Pro-China business owners are donating funds to influence research institutes, universities, and think tanks abroad. China’s Confucius Institute project, run by the Ministry of Education, helps set up Chinese language and culture studies programs at universities around the world, including many in the US. While the project has been successful in some countries, there has been a backlash against it in other countries, where they are seen as an attempt to enhance the influence of the CCP. Where they have been successful, some of the Institutes have not only promoted the Chinese language and cultural studies, but have created a climate of self-censorship at some universities around issues deemed sensitive to Beijing.
Many countries spend money projecting soft power in a similar manner. The challenge is to differentiate between benign types of cultural and political promotion versus more direct and potentially meddlesome influence-peddling and interference. While many Western intelligence agencies are focused on Russia’s information warfare, comparatively few of them have devoted a similar scale of resources to understand China’s influence operations and how the country is projecting power abroad. One could easily argue that Beijing’s influence operations are far more important, however, given that this is China’s century.
While Western media outlets were busy beaming visions of the Hong Kong protests to the rest of the world in 2019, China was silently working behind the scenes to craft an alternative narrative consistent with the alternative world order it is in the process of creating. That narrative painted a picture of a China that is strong, selfless, and wants nothing other than to live in a harmonious world. To Beijing, Hong Kong’s freedom fighters are little more than a bunch of trouble-makers and it is working hard to get the world’s media to conform to its desired narrative. It is trying to do the same as it rolls out its highly controversial new national security law in Hong Kong in 2020.
Many of the individuals who consume news around the world have no idea that China is involved in crafting much of the messaging they are seeing on a daily basis.
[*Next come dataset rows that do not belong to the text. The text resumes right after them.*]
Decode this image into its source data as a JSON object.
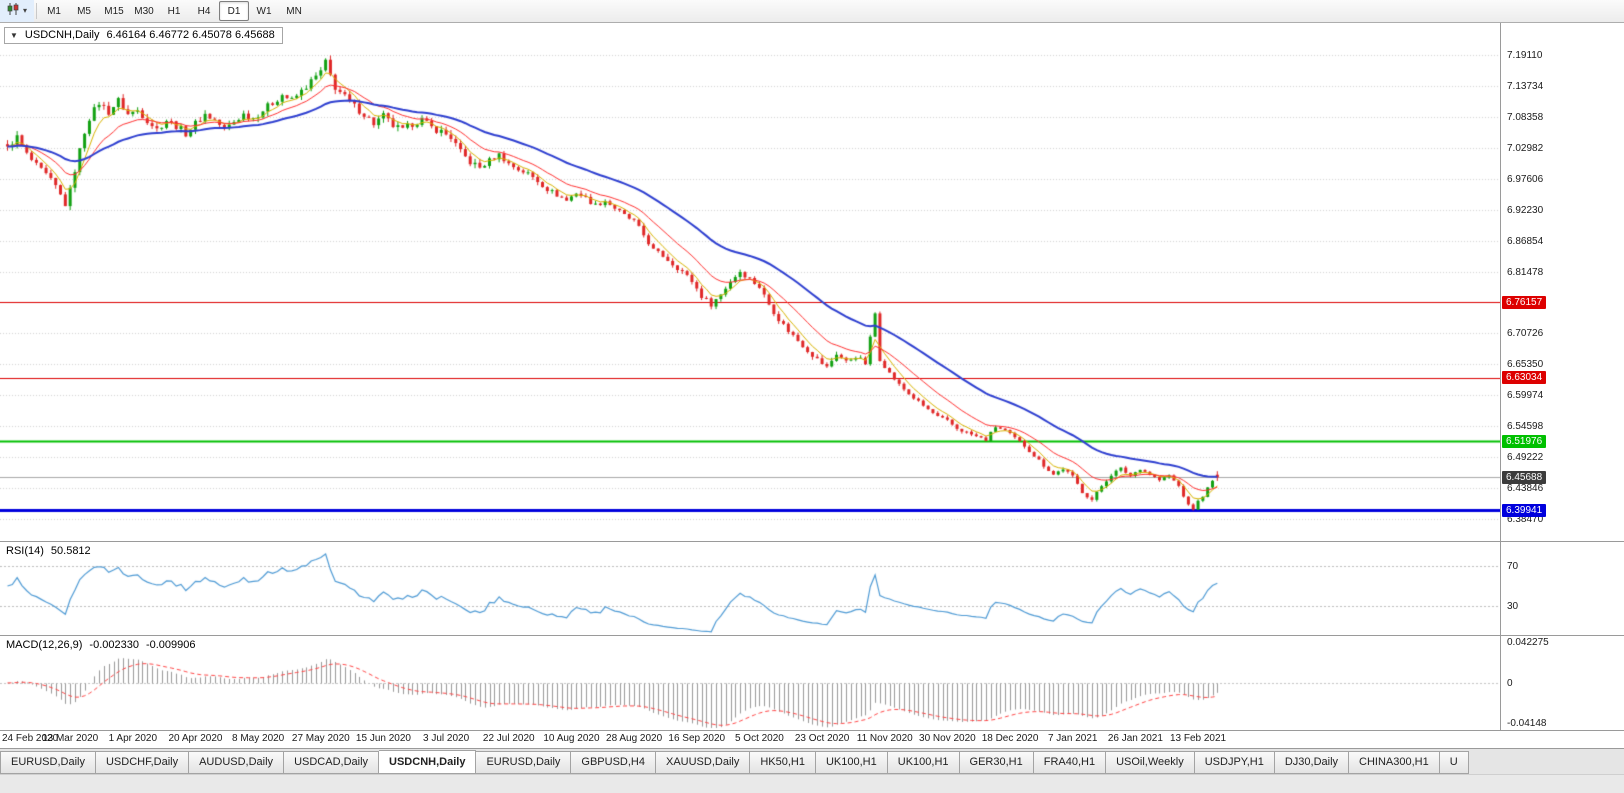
{
  "toolbar": {
    "timeframes": [
      "M1",
      "M5",
      "M15",
      "M30",
      "H1",
      "H4",
      "D1",
      "W1",
      "MN"
    ],
    "active_timeframe": "D1",
    "caret": "▾"
  },
  "chart_header": {
    "collapse_caret": "▼",
    "symbol_period": "USDCNH,Daily",
    "ohlc": "6.46164 6.46772 6.45078 6.45688"
  },
  "main_chart": {
    "axis_labels": [
      "7.19110",
      "7.13734",
      "7.08358",
      "7.02982",
      "6.97606",
      "6.92230",
      "6.86854",
      "6.81478",
      "6.76102",
      "6.70726",
      "6.65350",
      "6.59974",
      "6.54598",
      "6.49222",
      "6.43846",
      "6.38470"
    ],
    "price_top": 7.2467,
    "price_bottom": 6.3464,
    "lines": [
      {
        "price": 6.76157,
        "label": "6.76157",
        "color": "#dd0000",
        "width": 1
      },
      {
        "price": 6.63034,
        "label": "6.63034",
        "color": "#dd0000",
        "width": 1
      },
      {
        "price": 6.51976,
        "label": "6.51976",
        "color": "#00c000",
        "width": 2
      },
      {
        "price": 6.39941,
        "label": "6.39941",
        "color": "#0000dd",
        "width": 3
      }
    ],
    "current_price": {
      "value": 6.45688,
      "label": "6.45688",
      "line_color": "#a8a8a8",
      "badge_color": "#3c3c3c"
    },
    "colors": {
      "up": "#12a112",
      "down": "#e02828",
      "ma_fast": "#d8b400",
      "ma_mid": "#ff3030",
      "ma_slow": "#2e3fd0",
      "grid": "#d4d4d4",
      "background": "#ffffff"
    }
  },
  "rsi": {
    "label": "RSI(14)",
    "value": "50.5812",
    "levels": [
      {
        "value": 70,
        "label": "70"
      },
      {
        "value": 30,
        "label": "30"
      }
    ],
    "line_color": "#4f9bd5"
  },
  "macd": {
    "label": "MACD(12,26,9)",
    "value_main": "-0.002330",
    "value_signal": "-0.009906",
    "axis_labels": [
      {
        "value": 0.042275,
        "label": "0.042275"
      },
      {
        "value": 0,
        "label": "0"
      },
      {
        "value": -0.04148,
        "label": "-0.04148"
      }
    ],
    "hist_color": "#999999",
    "signal_color": "#ff4545"
  },
  "x_axis": {
    "dates": [
      "24 Feb 2020",
      "13 Mar 2020",
      "1 Apr 2020",
      "20 Apr 2020",
      "8 May 2020",
      "27 May 2020",
      "15 Jun 2020",
      "3 Jul 2020",
      "22 Jul 2020",
      "10 Aug 2020",
      "28 Aug 2020",
      "16 Sep 2020",
      "5 Oct 2020",
      "23 Oct 2020",
      "11 Nov 2020",
      "30 Nov 2020",
      "18 Dec 2020",
      "7 Jan 2021",
      "26 Jan 2021",
      "13 Feb 2021"
    ]
  },
  "chart_data": {
    "type": "candlestick",
    "symbol": "USDCNH",
    "timeframe": "Daily",
    "bar_count": 252,
    "bars_per_label": 13,
    "last_bar": {
      "open": 6.46164,
      "high": 6.46772,
      "low": 6.45078,
      "close": 6.45688
    },
    "moving_averages": [
      {
        "period": 5,
        "color_key": "ma_fast",
        "width": 1
      },
      {
        "period": 13,
        "color_key": "ma_mid",
        "width": 1
      },
      {
        "period": 34,
        "color_key": "ma_slow",
        "width": 2
      }
    ],
    "price_path": [
      [
        0,
        7.032
      ],
      [
        2,
        7.048
      ],
      [
        4,
        7.018
      ],
      [
        6,
        6.998
      ],
      [
        8,
        6.982
      ],
      [
        10,
        6.962
      ],
      [
        12,
        6.932
      ],
      [
        13,
        6.955
      ],
      [
        14,
        6.992
      ],
      [
        15,
        7.025
      ],
      [
        16,
        7.058
      ],
      [
        17,
        7.082
      ],
      [
        19,
        7.108
      ],
      [
        21,
        7.092
      ],
      [
        23,
        7.112
      ],
      [
        25,
        7.088
      ],
      [
        27,
        7.095
      ],
      [
        29,
        7.078
      ],
      [
        31,
        7.062
      ],
      [
        33,
        7.078
      ],
      [
        35,
        7.068
      ],
      [
        37,
        7.055
      ],
      [
        39,
        7.072
      ],
      [
        41,
        7.088
      ],
      [
        43,
        7.078
      ],
      [
        45,
        7.062
      ],
      [
        47,
        7.075
      ],
      [
        49,
        7.088
      ],
      [
        51,
        7.082
      ],
      [
        53,
        7.095
      ],
      [
        55,
        7.108
      ],
      [
        57,
        7.122
      ],
      [
        59,
        7.112
      ],
      [
        61,
        7.128
      ],
      [
        63,
        7.145
      ],
      [
        65,
        7.162
      ],
      [
        66,
        7.178
      ],
      [
        67,
        7.155
      ],
      [
        68,
        7.135
      ],
      [
        70,
        7.118
      ],
      [
        72,
        7.102
      ],
      [
        74,
        7.088
      ],
      [
        76,
        7.072
      ],
      [
        78,
        7.085
      ],
      [
        80,
        7.068
      ],
      [
        82,
        7.06
      ],
      [
        84,
        7.072
      ],
      [
        86,
        7.078
      ],
      [
        88,
        7.065
      ],
      [
        90,
        7.058
      ],
      [
        92,
        7.048
      ],
      [
        94,
        7.022
      ],
      [
        96,
        7.005
      ],
      [
        98,
        6.995
      ],
      [
        100,
        7.008
      ],
      [
        102,
        7.018
      ],
      [
        104,
        7.002
      ],
      [
        106,
        6.992
      ],
      [
        108,
        6.985
      ],
      [
        110,
        6.972
      ],
      [
        112,
        6.958
      ],
      [
        114,
        6.948
      ],
      [
        116,
        6.938
      ],
      [
        118,
        6.952
      ],
      [
        120,
        6.942
      ],
      [
        122,
        6.93
      ],
      [
        124,
        6.938
      ],
      [
        126,
        6.925
      ],
      [
        128,
        6.912
      ],
      [
        130,
        6.902
      ],
      [
        132,
        6.878
      ],
      [
        134,
        6.852
      ],
      [
        136,
        6.842
      ],
      [
        138,
        6.828
      ],
      [
        140,
        6.815
      ],
      [
        142,
        6.798
      ],
      [
        144,
        6.772
      ],
      [
        146,
        6.758
      ],
      [
        148,
        6.775
      ],
      [
        150,
        6.798
      ],
      [
        152,
        6.815
      ],
      [
        154,
        6.802
      ],
      [
        156,
        6.788
      ],
      [
        158,
        6.758
      ],
      [
        160,
        6.732
      ],
      [
        162,
        6.712
      ],
      [
        164,
        6.695
      ],
      [
        166,
        6.678
      ],
      [
        168,
        6.662
      ],
      [
        170,
        6.648
      ],
      [
        172,
        6.672
      ],
      [
        174,
        6.658
      ],
      [
        176,
        6.668
      ],
      [
        178,
        6.655
      ],
      [
        180,
        6.742
      ],
      [
        181,
        6.662
      ],
      [
        183,
        6.638
      ],
      [
        185,
        6.618
      ],
      [
        187,
        6.602
      ],
      [
        189,
        6.588
      ],
      [
        191,
        6.575
      ],
      [
        193,
        6.562
      ],
      [
        195,
        6.555
      ],
      [
        197,
        6.542
      ],
      [
        199,
        6.535
      ],
      [
        201,
        6.528
      ],
      [
        203,
        6.522
      ],
      [
        205,
        6.545
      ],
      [
        207,
        6.538
      ],
      [
        209,
        6.525
      ],
      [
        211,
        6.512
      ],
      [
        213,
        6.495
      ],
      [
        215,
        6.478
      ],
      [
        217,
        6.462
      ],
      [
        219,
        6.472
      ],
      [
        221,
        6.458
      ],
      [
        223,
        6.432
      ],
      [
        225,
        6.418
      ],
      [
        227,
        6.442
      ],
      [
        229,
        6.462
      ],
      [
        231,
        6.472
      ],
      [
        233,
        6.46
      ],
      [
        235,
        6.472
      ],
      [
        237,
        6.462
      ],
      [
        239,
        6.452
      ],
      [
        241,
        6.46
      ],
      [
        243,
        6.442
      ],
      [
        244,
        6.425
      ],
      [
        245,
        6.408
      ],
      [
        246,
        6.402
      ],
      [
        247,
        6.415
      ],
      [
        248,
        6.425
      ],
      [
        249,
        6.438
      ],
      [
        250,
        6.45
      ],
      [
        251,
        6.457
      ]
    ]
  },
  "tab_bar": {
    "tabs": [
      {
        "label": "EURUSD,Daily"
      },
      {
        "label": "USDCHF,Daily"
      },
      {
        "label": "AUDUSD,Daily"
      },
      {
        "label": "USDCAD,Daily"
      },
      {
        "label": "USDCNH,Daily",
        "active": true
      },
      {
        "label": "EURUSD,Daily"
      },
      {
        "label": "GBPUSD,H4"
      },
      {
        "label": "XAUUSD,Daily"
      },
      {
        "label": "HK50,H1"
      },
      {
        "label": "UK100,H1"
      },
      {
        "label": "UK100,H1"
      },
      {
        "label": "GER30,H1"
      },
      {
        "label": "FRA40,H1"
      },
      {
        "label": "USOil,Weekly"
      },
      {
        "label": "USDJPY,H1"
      },
      {
        "label": "DJ30,Daily"
      },
      {
        "label": "CHINA300,H1"
      },
      {
        "label": "U"
      }
    ]
  }
}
Its silent media war grows stronger each month. Eventually, it will morph into something far more visible and pronounced, but by then, much of the world will already have been conditioned to accept Beijing’s view of the world.
Beijing’s influence campaign has morphed into a dizzying array of state-backed organizations taking ever more aggressive steps to control the nature and content of the conversation occurring about China around the world. The Chinese government created such bodies as the Belt and Road Media Cooperation Union and the Belt and Road News Alliance to engage with foreign media companies.
Beijing has also funded its own media ventures abroad, pushing pro-China news stories, particularly in Africa, where Chinese state media companies have in some cases overtaken local competitors and crowding out reporting from independent outlets. Chinese influence in Africa has been considered a national security threat to the US, particularly given that 39 of the 54 African nations are BRI member states.
The BRI has, at its core, always been about China’s and Xi’s legacy. As China has been forced to face the limits of its ambition and manoeuvre through the volatile global economic, political, and social landscape, it has come to the realization that the BRI may prove costlier and riskier than other methods of projecting its soft power. That has not prevented it from pursuing—even doubling down on—the BRI, in conjunction with a geopolitical strategy consistent with it.